I see three possible ways forward here:

  1. Get the hosting company to upgrade the site collection on their site and leave it there.
  2. Get the hosting company to upgrade the site collection on their site and then export the collection.  We then import the collection onto our Sharepoint 2010 server
  3. Get the hosting company to export the site collection.  We set up a WSS 3.0 server and import the site collection.  We perform the upgrade on site.

Option 1 would, I think, be easiest as the new server can be pointed the same domain so we won’t have to recreate users or migrate them across domains.  As far as the user is concerned there might be some changes to the appearence of some pages (we’d continue to use the default.master master page, which we do on an number of our existing Sharepoint 2010 sites, but have found that there are some minor differences) and recreate their alerts, we can even point the same URL to the new server when we cut over.  I think whether we can take this option will depend on how much our hosting providor charges us (both for the upgrade and the ongoing hosting costs).

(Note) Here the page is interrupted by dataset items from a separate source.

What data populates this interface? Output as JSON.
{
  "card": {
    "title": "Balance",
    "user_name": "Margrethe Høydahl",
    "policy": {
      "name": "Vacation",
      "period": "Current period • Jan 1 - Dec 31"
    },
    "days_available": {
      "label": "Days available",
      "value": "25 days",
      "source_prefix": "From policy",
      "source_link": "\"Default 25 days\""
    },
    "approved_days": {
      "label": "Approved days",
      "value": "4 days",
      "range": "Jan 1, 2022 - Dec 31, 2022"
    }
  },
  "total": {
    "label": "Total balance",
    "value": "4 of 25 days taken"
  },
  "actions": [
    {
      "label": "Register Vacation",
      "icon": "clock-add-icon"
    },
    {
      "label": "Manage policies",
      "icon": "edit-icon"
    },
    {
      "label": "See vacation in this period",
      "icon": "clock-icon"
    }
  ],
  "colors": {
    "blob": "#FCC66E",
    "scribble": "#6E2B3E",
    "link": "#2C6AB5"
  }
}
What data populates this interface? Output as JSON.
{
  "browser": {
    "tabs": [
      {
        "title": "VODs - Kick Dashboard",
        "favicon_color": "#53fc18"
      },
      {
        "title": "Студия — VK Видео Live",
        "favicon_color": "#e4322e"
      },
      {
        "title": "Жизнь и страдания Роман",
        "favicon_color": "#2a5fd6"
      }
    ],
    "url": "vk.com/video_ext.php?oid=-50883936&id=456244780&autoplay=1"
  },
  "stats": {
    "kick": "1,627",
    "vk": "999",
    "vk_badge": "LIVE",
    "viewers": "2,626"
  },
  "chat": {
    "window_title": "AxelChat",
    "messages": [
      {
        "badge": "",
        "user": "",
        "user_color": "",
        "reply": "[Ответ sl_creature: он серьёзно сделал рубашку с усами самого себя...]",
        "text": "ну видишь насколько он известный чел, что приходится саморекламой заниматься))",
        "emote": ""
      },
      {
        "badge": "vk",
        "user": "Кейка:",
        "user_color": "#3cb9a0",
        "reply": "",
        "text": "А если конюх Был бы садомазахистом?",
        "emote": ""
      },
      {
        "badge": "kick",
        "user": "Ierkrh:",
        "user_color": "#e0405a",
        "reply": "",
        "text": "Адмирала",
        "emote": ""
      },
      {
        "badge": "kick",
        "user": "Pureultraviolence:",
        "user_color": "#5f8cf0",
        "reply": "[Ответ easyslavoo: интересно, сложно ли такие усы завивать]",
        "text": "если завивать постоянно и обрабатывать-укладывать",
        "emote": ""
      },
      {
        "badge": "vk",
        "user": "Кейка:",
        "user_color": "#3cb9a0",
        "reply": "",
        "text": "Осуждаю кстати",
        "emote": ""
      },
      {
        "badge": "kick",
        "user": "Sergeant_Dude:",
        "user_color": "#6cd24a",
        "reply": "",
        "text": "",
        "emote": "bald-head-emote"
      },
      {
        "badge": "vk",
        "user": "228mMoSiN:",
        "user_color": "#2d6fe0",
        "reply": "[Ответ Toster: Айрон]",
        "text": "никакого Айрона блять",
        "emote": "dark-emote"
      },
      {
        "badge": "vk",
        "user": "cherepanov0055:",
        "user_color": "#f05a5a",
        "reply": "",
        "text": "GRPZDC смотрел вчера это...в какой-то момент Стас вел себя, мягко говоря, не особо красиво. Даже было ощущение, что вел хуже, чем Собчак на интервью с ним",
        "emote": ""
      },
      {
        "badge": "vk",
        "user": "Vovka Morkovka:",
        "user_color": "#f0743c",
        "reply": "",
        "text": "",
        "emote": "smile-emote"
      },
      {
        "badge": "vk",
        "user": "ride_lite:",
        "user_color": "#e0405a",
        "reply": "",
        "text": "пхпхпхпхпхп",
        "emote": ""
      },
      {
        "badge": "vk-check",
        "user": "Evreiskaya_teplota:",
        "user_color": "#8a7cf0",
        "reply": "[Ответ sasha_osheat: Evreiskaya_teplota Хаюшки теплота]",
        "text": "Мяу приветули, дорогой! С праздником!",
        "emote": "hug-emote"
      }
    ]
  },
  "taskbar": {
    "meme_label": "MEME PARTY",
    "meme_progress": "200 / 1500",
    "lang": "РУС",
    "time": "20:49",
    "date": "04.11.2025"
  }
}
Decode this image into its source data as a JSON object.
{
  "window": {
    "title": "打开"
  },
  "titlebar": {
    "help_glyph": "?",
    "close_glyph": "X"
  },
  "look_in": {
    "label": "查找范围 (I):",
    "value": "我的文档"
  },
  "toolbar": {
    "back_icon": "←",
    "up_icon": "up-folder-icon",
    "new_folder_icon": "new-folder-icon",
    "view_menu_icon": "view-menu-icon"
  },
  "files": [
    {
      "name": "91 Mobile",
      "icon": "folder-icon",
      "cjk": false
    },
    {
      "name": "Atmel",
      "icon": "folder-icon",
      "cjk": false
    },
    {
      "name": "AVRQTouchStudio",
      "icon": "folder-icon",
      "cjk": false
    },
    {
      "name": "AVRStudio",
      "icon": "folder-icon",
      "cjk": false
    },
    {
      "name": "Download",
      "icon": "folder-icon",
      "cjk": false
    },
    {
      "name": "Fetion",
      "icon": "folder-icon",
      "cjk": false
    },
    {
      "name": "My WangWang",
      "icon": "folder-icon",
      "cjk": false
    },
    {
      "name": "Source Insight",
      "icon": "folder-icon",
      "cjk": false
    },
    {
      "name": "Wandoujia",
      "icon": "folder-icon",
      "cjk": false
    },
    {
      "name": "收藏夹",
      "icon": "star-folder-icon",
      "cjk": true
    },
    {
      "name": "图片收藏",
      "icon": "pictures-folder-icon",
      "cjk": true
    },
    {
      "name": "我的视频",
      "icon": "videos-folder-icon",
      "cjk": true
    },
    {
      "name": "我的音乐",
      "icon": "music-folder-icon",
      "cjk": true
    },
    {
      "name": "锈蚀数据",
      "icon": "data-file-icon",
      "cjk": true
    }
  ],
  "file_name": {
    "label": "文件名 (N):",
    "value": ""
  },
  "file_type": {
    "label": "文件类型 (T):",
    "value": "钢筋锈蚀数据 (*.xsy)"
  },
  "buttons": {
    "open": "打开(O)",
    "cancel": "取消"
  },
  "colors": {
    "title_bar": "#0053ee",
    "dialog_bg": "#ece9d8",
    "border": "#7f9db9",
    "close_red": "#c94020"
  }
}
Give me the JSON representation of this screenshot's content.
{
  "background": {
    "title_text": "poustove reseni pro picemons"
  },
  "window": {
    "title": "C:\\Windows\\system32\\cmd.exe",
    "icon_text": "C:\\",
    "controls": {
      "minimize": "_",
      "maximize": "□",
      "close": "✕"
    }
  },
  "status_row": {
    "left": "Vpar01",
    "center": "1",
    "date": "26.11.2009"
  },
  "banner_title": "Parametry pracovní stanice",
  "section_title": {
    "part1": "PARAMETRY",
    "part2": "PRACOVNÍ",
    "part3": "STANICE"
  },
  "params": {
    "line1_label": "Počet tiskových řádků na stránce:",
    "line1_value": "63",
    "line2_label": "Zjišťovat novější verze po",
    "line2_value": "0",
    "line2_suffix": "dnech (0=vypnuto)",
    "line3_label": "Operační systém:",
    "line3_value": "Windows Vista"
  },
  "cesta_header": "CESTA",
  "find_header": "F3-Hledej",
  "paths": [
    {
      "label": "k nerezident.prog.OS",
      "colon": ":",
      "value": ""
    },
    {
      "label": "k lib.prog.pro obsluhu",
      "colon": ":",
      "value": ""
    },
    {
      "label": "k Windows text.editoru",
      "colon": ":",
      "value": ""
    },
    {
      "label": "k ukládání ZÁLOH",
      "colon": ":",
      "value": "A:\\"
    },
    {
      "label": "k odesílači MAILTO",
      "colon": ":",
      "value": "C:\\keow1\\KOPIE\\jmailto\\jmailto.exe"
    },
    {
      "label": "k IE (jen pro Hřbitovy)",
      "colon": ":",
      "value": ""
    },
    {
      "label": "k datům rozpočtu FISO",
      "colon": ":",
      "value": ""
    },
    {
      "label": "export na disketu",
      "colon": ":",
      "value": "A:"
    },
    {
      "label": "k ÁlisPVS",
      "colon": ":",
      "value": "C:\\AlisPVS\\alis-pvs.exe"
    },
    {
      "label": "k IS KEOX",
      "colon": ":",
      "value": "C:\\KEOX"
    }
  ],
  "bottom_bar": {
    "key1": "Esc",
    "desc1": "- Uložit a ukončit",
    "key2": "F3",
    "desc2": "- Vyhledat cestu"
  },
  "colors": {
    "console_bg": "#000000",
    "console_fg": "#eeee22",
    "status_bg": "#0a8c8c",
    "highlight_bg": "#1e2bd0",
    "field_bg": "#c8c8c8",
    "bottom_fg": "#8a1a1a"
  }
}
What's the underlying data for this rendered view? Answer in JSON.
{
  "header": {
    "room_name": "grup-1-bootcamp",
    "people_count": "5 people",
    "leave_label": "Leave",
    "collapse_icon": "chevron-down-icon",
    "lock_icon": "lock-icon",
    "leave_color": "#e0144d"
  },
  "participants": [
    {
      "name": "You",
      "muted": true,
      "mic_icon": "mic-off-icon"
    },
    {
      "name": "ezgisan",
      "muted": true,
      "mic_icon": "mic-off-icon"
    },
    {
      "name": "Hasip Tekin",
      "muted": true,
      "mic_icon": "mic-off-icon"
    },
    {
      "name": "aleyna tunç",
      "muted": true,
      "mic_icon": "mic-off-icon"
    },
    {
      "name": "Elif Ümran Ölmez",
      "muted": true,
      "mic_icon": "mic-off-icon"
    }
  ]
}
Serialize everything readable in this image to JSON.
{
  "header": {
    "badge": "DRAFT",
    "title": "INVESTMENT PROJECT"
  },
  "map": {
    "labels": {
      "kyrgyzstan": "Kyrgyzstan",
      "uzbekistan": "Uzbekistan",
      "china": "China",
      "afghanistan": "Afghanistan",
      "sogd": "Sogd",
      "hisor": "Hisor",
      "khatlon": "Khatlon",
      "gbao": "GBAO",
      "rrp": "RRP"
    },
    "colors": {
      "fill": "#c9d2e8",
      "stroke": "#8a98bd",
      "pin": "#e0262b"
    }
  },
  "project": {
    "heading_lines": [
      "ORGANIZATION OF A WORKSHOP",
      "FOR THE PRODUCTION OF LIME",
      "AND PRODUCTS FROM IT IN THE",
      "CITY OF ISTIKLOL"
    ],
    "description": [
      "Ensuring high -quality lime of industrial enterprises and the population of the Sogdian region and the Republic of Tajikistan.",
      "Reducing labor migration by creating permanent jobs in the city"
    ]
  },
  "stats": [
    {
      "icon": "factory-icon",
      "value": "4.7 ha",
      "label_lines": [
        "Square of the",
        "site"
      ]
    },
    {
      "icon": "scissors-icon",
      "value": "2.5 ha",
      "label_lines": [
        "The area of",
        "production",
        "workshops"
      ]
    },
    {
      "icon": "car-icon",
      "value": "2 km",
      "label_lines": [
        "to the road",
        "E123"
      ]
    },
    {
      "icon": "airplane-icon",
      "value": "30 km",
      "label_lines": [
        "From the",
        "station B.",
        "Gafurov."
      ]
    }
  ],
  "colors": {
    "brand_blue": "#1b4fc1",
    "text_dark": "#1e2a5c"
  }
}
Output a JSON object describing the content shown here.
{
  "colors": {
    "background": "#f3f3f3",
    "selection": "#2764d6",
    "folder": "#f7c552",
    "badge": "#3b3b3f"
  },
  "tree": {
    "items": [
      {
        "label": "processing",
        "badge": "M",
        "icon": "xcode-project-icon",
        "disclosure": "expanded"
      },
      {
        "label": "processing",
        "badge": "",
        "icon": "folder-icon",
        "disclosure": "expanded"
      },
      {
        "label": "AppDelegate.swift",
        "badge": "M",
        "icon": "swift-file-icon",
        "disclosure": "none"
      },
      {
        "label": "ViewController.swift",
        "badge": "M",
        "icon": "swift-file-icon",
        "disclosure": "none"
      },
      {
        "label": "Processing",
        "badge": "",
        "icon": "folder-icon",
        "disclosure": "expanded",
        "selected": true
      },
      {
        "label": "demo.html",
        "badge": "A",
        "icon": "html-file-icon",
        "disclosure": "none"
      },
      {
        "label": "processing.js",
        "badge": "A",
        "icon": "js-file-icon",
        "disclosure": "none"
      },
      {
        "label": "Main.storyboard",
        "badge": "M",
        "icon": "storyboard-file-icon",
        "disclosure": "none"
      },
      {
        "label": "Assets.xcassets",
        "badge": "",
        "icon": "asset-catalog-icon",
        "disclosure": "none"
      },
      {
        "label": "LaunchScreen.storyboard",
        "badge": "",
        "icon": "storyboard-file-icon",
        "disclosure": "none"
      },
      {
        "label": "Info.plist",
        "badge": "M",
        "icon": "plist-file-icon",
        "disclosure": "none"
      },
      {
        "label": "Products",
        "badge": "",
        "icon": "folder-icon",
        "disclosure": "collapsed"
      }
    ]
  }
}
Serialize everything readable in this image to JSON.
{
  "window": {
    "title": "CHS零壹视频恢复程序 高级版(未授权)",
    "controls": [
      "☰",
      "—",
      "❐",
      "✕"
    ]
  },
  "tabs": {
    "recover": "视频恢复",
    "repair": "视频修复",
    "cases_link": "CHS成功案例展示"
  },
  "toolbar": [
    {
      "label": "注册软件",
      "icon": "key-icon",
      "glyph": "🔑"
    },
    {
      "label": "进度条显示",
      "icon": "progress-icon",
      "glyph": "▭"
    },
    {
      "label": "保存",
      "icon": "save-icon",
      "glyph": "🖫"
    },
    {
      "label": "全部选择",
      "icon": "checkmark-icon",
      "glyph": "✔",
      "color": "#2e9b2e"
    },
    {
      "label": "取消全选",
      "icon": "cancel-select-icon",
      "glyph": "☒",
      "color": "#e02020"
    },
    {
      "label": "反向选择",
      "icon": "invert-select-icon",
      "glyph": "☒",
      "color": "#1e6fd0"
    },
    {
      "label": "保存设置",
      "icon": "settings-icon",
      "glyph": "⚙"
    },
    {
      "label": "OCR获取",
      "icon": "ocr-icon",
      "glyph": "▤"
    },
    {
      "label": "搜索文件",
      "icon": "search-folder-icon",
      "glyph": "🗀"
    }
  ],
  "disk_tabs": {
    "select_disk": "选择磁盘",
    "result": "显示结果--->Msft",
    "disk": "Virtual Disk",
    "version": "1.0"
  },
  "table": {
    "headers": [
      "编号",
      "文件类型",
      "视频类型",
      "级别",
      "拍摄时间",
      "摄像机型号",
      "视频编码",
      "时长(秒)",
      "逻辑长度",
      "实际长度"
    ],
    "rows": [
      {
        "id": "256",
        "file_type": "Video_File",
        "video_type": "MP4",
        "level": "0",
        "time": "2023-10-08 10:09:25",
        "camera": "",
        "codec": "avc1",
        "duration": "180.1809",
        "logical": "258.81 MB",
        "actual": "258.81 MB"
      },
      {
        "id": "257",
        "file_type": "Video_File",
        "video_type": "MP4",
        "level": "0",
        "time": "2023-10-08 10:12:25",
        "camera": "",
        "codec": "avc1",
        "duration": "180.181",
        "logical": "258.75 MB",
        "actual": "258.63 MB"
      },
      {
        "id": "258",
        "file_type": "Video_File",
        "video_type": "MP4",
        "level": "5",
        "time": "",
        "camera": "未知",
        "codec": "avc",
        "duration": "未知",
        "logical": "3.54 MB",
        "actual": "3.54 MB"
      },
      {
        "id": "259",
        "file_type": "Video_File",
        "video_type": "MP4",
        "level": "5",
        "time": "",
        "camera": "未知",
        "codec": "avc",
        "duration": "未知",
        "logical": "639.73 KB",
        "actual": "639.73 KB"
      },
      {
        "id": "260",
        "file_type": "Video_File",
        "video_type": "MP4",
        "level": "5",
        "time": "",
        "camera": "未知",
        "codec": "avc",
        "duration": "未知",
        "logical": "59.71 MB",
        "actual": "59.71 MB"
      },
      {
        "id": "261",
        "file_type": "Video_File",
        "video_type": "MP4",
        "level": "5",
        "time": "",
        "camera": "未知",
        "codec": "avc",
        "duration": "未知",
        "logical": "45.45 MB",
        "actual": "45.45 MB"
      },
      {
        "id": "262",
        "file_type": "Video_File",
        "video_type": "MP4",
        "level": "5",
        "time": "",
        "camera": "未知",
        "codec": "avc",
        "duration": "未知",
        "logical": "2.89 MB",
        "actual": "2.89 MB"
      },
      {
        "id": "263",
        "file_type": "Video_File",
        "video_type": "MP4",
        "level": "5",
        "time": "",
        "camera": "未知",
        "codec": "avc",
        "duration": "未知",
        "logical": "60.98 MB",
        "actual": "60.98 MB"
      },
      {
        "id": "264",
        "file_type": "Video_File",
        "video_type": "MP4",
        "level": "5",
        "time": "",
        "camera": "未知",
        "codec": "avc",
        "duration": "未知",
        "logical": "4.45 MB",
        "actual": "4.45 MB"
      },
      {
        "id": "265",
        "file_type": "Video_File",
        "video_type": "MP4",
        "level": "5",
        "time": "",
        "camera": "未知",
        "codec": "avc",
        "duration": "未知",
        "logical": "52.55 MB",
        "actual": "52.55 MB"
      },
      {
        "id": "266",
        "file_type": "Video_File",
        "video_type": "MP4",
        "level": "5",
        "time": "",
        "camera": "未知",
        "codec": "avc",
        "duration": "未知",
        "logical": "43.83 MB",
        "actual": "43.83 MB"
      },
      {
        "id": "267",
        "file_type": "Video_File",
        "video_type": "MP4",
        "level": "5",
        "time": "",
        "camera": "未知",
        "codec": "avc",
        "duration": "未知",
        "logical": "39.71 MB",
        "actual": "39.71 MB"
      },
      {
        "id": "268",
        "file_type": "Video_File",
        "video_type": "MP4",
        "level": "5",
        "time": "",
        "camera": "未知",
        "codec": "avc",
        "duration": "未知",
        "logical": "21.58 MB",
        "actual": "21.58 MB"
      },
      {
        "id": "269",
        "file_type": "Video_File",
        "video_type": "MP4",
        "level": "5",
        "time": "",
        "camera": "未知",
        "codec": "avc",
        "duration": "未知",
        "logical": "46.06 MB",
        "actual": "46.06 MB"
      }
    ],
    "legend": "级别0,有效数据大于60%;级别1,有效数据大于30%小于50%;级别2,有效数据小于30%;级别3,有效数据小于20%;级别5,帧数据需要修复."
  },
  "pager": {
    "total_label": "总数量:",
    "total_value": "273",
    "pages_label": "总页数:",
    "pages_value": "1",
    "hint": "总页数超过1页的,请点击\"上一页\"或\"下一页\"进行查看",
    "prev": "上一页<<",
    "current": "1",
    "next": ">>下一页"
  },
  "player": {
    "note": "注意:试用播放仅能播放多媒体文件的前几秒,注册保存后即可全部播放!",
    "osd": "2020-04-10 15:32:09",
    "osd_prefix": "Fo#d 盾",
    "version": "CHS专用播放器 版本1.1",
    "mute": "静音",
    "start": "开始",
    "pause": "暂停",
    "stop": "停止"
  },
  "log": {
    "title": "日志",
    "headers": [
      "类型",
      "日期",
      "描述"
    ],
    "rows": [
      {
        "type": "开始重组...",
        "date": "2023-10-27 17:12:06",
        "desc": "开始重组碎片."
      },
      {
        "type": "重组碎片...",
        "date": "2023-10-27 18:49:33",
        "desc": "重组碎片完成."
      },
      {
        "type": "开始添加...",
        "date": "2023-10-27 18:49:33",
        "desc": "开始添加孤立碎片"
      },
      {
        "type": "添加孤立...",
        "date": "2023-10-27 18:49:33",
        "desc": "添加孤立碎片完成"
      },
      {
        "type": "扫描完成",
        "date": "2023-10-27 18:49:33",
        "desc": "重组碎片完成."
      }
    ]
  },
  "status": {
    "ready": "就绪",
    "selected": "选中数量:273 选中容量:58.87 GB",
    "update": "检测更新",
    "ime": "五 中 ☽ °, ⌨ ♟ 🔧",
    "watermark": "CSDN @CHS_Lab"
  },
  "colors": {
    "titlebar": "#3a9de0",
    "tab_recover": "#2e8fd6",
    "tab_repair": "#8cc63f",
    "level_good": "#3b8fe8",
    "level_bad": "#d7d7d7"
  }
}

Option 2 would avoid the issue of us having to do the upgrade but mean that we would have to host our own AD server and migrate the users onto that or link the server to our existing domain and match the users on Sharepoint up to that.  We’d have to consider the additional cost of setting up the new AD vs the ongoing hosting costs at the providor.

Option 3 is the worst of the lot.  This is the only WSS3.0 site we have to migrate so any skills gained are not likely to be used again and we’d have to create a new AD domain.

The sites do have a limited life, they are used by some large transformation programmes which will be winding down in the next couple of years.  At that point the sites’ contents will be copied to shared network drives for archiving.

I’ve also posted this question at EggHead Cafe.